Pellets made from tree service by-products are of low quality, with a high ash content.

There is no way around it, unless you can figure out a way to exclude all the bark from your pellet manufacturing process.

Several reasons that this is a problem:

1. The market in the US is not saturated with buyers, so the marketability of lower quality products is not too good.
2. It costs as much in manufacturing expense to make a cheap pellet as it does to make a high quality one. The equipment is mostly all the same, and it takes as much energy.
3. The companies currently making pellets have lined up their market niche and are filling it with a wood product that is low cost to them. I don't recall finding any big producers of wood pellets that were using low quality wood as their primary product. Instead, they use the low quality product to liquidate the wood products that are left over after they have used up the higher quality materials. So...if you don't have a high end product to help pay for your operation, your bottom of the barrel product will be equal in quality but higher in price than theirs.

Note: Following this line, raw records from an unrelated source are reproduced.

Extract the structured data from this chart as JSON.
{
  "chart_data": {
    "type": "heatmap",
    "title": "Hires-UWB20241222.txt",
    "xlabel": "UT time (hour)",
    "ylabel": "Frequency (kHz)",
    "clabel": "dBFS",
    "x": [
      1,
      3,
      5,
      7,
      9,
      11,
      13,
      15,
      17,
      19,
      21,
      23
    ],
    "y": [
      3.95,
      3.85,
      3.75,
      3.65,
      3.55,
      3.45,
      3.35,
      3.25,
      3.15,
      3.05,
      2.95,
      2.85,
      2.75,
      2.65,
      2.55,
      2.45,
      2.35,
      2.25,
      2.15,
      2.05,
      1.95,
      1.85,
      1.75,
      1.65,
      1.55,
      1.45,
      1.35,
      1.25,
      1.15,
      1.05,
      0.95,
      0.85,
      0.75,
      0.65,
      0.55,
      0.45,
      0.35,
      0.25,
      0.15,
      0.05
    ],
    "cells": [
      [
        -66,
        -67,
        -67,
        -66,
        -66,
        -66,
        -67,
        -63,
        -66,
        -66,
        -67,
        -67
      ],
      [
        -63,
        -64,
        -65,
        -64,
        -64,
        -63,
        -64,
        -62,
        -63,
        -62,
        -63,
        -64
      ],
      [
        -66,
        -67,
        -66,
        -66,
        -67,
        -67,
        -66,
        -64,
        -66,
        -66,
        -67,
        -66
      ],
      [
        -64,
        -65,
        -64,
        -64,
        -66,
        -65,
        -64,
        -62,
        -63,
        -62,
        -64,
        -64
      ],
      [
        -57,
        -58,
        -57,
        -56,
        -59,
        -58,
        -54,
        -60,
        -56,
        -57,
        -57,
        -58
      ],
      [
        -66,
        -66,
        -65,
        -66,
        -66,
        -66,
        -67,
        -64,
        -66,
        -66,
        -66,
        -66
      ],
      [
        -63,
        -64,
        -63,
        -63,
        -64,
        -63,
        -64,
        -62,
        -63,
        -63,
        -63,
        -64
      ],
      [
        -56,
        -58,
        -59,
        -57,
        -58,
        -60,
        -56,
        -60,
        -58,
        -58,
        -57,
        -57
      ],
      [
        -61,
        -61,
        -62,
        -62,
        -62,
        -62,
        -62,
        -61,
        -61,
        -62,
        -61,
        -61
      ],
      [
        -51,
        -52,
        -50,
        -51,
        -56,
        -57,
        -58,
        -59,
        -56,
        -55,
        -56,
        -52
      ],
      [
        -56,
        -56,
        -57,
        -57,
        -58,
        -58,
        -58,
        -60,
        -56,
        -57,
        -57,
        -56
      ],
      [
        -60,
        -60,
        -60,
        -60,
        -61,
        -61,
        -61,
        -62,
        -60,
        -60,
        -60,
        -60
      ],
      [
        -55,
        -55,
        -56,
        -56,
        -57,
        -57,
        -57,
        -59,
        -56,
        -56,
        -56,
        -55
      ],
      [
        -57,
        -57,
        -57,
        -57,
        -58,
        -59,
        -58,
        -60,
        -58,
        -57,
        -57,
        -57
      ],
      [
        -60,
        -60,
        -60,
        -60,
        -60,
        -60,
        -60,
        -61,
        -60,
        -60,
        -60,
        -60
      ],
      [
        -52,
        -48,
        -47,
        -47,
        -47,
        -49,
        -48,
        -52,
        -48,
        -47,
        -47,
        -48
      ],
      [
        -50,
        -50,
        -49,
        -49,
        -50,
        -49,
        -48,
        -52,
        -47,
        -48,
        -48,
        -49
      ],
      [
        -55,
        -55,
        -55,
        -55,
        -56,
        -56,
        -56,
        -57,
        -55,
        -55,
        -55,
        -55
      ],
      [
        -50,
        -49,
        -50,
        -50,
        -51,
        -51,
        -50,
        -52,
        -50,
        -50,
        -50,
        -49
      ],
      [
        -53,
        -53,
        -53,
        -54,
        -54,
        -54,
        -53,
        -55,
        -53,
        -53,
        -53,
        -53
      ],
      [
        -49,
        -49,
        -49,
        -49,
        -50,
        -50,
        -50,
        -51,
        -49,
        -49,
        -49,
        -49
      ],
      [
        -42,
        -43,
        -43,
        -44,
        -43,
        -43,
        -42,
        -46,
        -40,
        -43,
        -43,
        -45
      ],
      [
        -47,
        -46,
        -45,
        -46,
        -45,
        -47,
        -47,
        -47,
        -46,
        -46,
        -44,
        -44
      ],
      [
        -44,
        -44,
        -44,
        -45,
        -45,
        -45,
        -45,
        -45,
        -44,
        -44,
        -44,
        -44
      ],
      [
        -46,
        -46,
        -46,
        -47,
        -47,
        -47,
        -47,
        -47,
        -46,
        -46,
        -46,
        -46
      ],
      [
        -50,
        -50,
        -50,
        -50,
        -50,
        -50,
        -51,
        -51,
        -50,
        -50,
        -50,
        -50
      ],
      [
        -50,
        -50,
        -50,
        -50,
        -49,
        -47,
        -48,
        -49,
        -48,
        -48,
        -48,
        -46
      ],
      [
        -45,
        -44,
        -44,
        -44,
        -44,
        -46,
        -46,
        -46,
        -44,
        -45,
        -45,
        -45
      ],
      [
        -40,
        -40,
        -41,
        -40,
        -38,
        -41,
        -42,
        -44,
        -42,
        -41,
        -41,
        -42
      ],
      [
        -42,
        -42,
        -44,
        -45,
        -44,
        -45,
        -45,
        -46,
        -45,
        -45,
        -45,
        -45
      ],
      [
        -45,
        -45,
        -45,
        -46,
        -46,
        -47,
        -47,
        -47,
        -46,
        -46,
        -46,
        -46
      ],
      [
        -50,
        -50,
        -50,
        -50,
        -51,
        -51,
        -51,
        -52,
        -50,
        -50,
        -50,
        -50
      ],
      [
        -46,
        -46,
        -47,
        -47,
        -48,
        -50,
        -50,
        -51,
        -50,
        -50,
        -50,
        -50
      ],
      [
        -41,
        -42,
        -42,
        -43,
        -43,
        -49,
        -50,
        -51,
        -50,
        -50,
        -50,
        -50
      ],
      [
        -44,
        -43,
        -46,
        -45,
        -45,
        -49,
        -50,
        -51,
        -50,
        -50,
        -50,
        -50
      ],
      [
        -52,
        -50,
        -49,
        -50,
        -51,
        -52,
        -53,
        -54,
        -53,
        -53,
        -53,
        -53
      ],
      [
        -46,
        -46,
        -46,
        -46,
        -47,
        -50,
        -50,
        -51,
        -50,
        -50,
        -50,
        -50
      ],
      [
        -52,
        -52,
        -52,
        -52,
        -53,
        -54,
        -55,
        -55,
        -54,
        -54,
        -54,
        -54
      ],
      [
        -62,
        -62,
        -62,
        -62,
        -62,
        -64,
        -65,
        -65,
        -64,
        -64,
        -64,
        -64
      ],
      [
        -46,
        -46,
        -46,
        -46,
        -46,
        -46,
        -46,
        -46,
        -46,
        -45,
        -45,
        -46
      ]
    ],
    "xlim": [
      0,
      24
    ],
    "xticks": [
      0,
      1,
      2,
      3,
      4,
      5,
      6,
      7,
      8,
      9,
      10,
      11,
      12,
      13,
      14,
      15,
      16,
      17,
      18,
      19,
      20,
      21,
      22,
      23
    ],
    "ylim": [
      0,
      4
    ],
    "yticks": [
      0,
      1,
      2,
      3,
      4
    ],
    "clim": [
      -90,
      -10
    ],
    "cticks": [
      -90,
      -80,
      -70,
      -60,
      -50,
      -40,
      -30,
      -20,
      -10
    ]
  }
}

Now if you are starting with a wood product that lends itself to making a high quality, low ash pellet, then you should have no problems.
 
Best of luck with your endeavour, redprospector. It strikes me that those with the most to gain are those that are already producing or have plenty of access to, otherwise 'waste' wood streams and produce the pellets on the same site with no transport costs between the two stages. Nothing like turning waste into a profitable product, not to mention giving it another useful purpose.

Thanks, it sounds like I'm going to need all the luck I can get. :cheers:

Andy
 
I agree with pretty much all your comments. However, you failed to address the reason I never pursued it any further. Failure to consider this single problem, I believe, will be the downfall of your plan:

Pellets made from tree service by-products are of low quality, with a high ash content.

There is no way around it, unless you can figure out a way to exclude all the bark from your pellet manufacturing process.

Several reasons that this is a problem:

1. The market in the US is not saturated with buyers, so the marketability of lower quality products is not too good.
2. It costs as much in manufacturing expense to make a cheap pellet as it does to make a high quality one. The equipment is mostly all the same, and it takes as much energy.
3. The companies currently making pellets have lined up their market niche and are filling it with a wood product that is low cost to them. I don't recall finding any big producers of wood pellets that were using low quality wood as their primary product. Instead, they use the low quality product to liquidate the wood products that are left over after they have used up the higher quality materials. So...if you don't have a high end product to help pay for your operation, your bottom of the barrel product will be equal in quality but higher in price than theirs.

Now if you are starting with a wood product that lends itself to making a high quality, low ash pellet, then you should have no problems.

I have no interest in making anything other than the highest quality product, regardless if it's pellets, logs, lumber, firewood, or furniture. I stated earlier that I have already purchased a pole peeler so that the pellets would be free of bark and dirt. I intend to fire my dryer with the bark from the poles.
I'm not planning on starting out with a huge plant, if I can take care of my own wood and test the waters, I'll know a little more about how to make this fly.
The job I did last year I would call a guy to haul off the wood. It averaged 13 log truck loads (14 or 15 cords a load) every time I called. I did this 4 times before I decided I needed to do something other than give away my wood. I processed firewood, and sold all I could, but the market is so brutal around here I came out of the winter with (I figure) about 45 cords not sold.
I make my money thinning forested property, part of the thinning process is removing or grinding up the wood. So for the small operation I intend to start with, maybe, just maybe, I can manage to turn out a quality product that can be sold locally (regionally) and turn a modest profit, and get rid of the wood I accumulate at my "day job".